Les Oubliés de la mondialisation

Depuis quinze ans, Fabien Dupoux les photographie un peu partout dans le monde. En Inde, aux Philippines, en Indonésie, il va à leur rencontre, documentant leur labeur. Leurs gestes, leurs visages, les lieux  où ils travaillent témoignent de l’effroyable condition qui leur est imposée.
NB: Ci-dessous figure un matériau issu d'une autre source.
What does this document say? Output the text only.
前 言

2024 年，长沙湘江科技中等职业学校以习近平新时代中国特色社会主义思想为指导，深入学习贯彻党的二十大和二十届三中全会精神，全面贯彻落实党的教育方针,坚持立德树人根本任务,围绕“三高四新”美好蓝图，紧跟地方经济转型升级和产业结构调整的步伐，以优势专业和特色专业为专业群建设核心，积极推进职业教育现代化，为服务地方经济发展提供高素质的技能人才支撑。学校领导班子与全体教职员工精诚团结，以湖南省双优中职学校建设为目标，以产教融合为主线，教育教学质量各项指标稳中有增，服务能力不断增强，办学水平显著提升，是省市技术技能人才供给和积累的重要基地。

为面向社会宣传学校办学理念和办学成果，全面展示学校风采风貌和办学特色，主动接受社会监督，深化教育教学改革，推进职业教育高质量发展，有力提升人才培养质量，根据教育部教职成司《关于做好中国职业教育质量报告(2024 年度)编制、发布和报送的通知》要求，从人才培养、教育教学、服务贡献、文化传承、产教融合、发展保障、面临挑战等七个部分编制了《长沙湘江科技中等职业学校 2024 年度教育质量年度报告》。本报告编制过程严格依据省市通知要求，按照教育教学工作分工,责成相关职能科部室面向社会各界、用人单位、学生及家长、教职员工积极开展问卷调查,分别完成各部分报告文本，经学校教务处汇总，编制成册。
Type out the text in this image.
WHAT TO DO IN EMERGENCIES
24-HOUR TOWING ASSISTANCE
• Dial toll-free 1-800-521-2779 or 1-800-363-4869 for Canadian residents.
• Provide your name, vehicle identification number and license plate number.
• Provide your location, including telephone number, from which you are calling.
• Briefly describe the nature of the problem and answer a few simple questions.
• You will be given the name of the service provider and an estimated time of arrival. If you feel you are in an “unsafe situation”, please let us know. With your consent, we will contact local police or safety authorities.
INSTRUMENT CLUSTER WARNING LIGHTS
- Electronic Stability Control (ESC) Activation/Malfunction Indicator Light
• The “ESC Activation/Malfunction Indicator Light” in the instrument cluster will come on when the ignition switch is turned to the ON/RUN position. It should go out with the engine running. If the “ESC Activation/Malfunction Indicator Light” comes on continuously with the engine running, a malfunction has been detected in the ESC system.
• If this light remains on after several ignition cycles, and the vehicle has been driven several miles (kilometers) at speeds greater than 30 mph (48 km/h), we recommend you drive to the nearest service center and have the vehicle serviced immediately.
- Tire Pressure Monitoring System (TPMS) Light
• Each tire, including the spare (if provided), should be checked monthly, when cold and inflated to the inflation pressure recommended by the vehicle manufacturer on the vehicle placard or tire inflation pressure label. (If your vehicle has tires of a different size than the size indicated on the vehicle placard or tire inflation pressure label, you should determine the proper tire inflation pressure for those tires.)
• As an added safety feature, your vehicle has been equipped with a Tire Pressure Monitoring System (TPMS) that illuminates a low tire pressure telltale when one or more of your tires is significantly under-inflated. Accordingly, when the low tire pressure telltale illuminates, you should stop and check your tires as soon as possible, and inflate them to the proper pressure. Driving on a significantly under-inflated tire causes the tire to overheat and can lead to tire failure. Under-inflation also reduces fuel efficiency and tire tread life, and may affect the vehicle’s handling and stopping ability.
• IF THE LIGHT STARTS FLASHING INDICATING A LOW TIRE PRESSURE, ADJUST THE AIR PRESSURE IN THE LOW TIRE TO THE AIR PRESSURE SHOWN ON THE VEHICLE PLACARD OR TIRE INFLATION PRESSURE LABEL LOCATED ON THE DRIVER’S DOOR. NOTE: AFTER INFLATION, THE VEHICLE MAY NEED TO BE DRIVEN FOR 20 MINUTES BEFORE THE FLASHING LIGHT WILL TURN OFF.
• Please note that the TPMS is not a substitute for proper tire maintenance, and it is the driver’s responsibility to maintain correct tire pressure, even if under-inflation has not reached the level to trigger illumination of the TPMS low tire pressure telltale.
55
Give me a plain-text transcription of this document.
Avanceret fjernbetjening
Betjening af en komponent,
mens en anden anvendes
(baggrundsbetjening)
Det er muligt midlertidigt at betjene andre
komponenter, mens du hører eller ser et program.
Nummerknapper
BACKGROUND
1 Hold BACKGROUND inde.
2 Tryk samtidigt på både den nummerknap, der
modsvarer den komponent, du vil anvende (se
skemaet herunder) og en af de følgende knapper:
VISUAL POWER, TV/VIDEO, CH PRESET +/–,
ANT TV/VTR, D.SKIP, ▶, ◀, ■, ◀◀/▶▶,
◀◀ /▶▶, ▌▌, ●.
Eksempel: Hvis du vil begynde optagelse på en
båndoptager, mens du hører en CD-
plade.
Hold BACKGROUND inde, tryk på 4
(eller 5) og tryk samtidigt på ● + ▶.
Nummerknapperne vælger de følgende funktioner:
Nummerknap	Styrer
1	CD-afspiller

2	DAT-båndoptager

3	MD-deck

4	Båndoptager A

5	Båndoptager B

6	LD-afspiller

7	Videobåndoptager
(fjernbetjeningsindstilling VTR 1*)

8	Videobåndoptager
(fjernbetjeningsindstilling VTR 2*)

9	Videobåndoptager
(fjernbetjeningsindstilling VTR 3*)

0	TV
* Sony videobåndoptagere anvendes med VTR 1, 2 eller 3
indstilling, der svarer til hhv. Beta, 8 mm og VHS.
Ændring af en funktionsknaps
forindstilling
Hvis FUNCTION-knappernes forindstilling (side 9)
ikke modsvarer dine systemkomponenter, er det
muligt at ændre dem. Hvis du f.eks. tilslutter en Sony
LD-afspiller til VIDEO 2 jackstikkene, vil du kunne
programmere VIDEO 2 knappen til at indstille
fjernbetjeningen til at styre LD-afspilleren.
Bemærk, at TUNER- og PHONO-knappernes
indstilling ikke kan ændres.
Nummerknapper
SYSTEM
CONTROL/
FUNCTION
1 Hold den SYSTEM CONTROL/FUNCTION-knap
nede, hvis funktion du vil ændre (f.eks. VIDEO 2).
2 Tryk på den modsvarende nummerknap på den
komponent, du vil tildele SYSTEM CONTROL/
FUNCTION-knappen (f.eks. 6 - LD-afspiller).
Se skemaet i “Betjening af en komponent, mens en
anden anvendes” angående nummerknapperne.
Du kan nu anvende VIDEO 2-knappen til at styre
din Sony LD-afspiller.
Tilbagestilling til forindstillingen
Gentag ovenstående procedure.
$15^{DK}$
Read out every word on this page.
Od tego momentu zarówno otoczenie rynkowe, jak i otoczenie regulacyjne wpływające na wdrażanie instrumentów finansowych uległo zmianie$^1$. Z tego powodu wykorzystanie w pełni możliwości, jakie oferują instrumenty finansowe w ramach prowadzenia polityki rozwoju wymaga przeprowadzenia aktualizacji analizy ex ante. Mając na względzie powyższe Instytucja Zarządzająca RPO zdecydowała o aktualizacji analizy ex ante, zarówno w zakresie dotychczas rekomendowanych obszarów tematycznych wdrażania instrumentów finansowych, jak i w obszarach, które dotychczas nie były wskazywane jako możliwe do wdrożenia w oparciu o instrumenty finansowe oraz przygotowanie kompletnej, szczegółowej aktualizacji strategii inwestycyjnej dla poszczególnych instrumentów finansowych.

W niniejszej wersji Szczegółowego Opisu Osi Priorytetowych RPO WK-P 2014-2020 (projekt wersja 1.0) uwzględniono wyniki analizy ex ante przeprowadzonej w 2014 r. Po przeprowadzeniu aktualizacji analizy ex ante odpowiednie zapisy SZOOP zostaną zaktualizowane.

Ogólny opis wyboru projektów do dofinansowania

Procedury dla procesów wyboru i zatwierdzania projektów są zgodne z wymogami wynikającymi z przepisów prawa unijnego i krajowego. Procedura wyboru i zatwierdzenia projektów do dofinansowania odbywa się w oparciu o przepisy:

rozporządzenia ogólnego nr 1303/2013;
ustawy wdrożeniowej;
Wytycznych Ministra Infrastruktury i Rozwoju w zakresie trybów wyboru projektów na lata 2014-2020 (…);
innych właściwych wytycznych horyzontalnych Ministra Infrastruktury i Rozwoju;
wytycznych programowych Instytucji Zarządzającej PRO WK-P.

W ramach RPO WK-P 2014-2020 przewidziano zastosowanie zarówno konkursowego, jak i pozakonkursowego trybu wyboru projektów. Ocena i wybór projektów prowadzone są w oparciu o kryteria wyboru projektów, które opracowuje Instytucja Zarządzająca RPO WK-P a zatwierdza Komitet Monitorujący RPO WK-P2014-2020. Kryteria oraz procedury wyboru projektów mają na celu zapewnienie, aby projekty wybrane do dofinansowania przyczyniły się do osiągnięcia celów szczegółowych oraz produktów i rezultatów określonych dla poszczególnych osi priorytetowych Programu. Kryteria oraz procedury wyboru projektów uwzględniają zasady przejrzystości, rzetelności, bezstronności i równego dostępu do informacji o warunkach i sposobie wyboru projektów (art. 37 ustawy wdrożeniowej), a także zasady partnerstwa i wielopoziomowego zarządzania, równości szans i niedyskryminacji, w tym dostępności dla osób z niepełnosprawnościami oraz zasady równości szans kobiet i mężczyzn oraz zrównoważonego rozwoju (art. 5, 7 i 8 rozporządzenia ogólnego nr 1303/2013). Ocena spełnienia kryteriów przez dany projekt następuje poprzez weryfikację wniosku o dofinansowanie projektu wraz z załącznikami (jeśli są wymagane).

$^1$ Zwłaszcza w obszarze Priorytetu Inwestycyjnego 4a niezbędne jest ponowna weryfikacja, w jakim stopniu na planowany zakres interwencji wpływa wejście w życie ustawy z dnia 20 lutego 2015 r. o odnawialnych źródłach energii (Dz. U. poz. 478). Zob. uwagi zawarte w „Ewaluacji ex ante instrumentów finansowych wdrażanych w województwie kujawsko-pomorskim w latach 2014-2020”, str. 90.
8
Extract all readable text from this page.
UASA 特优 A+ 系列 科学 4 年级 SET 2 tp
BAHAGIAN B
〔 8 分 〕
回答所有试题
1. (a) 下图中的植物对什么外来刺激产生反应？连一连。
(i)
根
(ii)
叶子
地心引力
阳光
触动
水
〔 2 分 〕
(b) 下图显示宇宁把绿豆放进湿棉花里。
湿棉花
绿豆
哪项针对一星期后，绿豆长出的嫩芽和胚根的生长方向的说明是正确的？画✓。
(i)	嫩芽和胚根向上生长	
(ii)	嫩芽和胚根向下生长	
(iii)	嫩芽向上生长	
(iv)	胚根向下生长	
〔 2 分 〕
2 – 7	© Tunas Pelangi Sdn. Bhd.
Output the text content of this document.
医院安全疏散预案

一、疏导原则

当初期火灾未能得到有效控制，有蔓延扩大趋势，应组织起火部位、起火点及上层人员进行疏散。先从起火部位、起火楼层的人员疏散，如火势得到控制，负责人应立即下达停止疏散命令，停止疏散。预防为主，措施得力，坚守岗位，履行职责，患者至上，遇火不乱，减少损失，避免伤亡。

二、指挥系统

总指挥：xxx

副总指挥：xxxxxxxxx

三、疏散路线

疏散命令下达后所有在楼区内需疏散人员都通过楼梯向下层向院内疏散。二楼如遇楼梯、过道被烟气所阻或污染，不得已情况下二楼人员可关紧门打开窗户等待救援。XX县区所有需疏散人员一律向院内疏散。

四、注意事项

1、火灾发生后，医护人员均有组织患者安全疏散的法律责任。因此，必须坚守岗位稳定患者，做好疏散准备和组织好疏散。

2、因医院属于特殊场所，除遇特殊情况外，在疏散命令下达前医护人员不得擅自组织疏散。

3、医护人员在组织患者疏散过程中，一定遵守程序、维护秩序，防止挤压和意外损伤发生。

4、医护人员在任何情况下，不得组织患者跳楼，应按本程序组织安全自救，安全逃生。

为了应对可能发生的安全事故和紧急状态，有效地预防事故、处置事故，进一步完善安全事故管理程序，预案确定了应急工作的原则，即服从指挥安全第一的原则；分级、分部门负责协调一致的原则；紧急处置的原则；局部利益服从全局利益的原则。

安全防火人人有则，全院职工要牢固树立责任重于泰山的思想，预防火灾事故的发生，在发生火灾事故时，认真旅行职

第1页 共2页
Qu’ils peinent dans des mines de charbon ou de soufre à ciel ouvert, dans des carrières de granit, dans des ports voués au démantèlement des cargos hors d’usage, dans des usines sidérurgiques ou dans de gigantesques décharges publiques, ces hommes, ces femmes, parfois ces enfants, saisis dans leur labeur quotidien, offrent une image qui semble universelle, figée de toute éternité, comme remontée de l’Antiquité. Aux prises avec la matière brute, vendant leur force de travail (au sens le plus concret), ces travailleurs de force semblent participer d’une même scène, où les corps sont tendus dans l’effort, livrés à la chaleur et à la poussière, déformés par la répétition des mêmes gestes, rendus parfois à eux-mêmes le temps d’un bref instant de répit. L’emploi du noir et blanc, de la contre-plongée, le regard constamment respectueux et admiratif que porte sur eux le photographe contribuent à donner à ces « oubliés de la mondialisation » une dignité, une visibilité et une unité qui est celle de leur place au sein de l’économie mondialisée.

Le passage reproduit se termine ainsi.